Gereformeerd en Charismatisch met elkaar in gesprek.

Het blad ‘De Reformatie’ heeft onlangs een nummer[1] gewijd aan ‘Gereformeerd en charismatisch – Met elkaar in gesprek door middel van vragen’. Op twee artikelen reageer ik in het kort. Het eerste artikel is van Hans Burger: ‘Huiswerk voor Gereformeerden’. Het tweede artikel waarop ik reageer is van Ds Bas Luiten ‘Genade, Geest en gaven’ –belangrijke gereformeerde vragen aan charismatische christenen’.
Eerst het artikel van Hans Burger. Burger formuleert een zestal kritische vragen die vanuit charismatische hoek aan gereformeerden gesteld zouden kunnen worden en onderneemt vervolgens een poging om vanuit de gereformeerde praxis na te gaan in hoeverre deze vragen hout snijden. In zijn beantwoording van de kritische vragen spant Burger zich in om zo veel mogelijk ‘credit’ te geven aan de bezwaren van de charismatici en eerlijk in de door hem zelf gefabriceerde spiegel te kijken. Een enkel punt licht ik eruit.

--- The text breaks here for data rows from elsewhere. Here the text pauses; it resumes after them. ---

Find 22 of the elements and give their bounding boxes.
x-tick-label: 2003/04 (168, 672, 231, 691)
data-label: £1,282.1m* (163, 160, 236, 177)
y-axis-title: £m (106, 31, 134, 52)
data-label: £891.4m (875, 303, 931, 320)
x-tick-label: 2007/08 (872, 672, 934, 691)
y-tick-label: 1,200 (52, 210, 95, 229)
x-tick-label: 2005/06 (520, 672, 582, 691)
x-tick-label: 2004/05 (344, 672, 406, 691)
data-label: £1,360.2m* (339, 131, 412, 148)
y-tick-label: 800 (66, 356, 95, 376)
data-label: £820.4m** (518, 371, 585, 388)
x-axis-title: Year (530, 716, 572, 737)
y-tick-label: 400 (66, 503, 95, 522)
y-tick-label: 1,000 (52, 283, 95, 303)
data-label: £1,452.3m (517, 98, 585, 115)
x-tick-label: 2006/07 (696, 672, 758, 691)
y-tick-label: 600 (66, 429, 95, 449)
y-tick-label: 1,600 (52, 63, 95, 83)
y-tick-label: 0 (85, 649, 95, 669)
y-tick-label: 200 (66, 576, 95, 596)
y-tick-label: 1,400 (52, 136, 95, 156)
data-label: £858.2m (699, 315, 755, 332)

De eerste vraag die gereformeerden zich zouden kunnen stellen, luidt: ‘Hanteren wij wellicht een gesloten wereldbeeld?’. In een gesloten wereldbeeld heeft God geen plaats en lijkt leven zonder God prima te kunnen. Burger stelt: ‘Ook wijzelf, gereformeerden, hebben last van die neiging tot afgeslotenheid voor God. Gereformeerden, in Kuyperiaans-vrijgemaakte variant, zijn betrouwbare doeners. Zij neigen tot nuchterheid, in elk geval in Nederland. We laten ons niet snel in het hart kijken en zijn niet zo goed in geloofsgesprekken. Voor het drijfzand van de beleving zijn we wat huiverig. Liever richten we ons op het objectieve van Gods belofte en het normatieve van Gods wet. Het geloof blijft daardoor veelal impliciet. Het is er wel, maar krijgt te weinig woorden’. Er schijnt dus volgens Burger een ‘Kuyperiaans-vrijgemaakte variant’ van Gereformeerden te zijn (geweest). Ik ken die variant niet. De term ‘Kuyperiaans-vrijgemaakt’ lijkt me nogal tegenstrijdig. Waren het juist niet de latere vrijgemaakten die de leer van de z.g. ‘veronderstelde wedergeboorte’ van Dr. A Kuyper hartgrondig verwierpen? Hoe kan je dan ‘Kuyperiaans –vrijgemaakt’ zijn? Welke generatie bedoelt Burger eigenlijk? Laten we in eerste instantie maar eens kijken naar de generatie die het meest lijkt te beantwoorden aan de omschrijving die Burger in dit citaat hier geeft. Dat is de generatie die de Vrijmaking van 1944 als volwassene bewust heeft meegemaakt en/of in die Vrijmaking een rol heeft gespeeld. Die generatie is nu in een snel tempo aan het uitsterven. Voor de naoorlogse baby- boomers –waartoe ik mijzelf ook reken – gaat het dan om de ouders en voor de huidige generatie veelal om de grootouders.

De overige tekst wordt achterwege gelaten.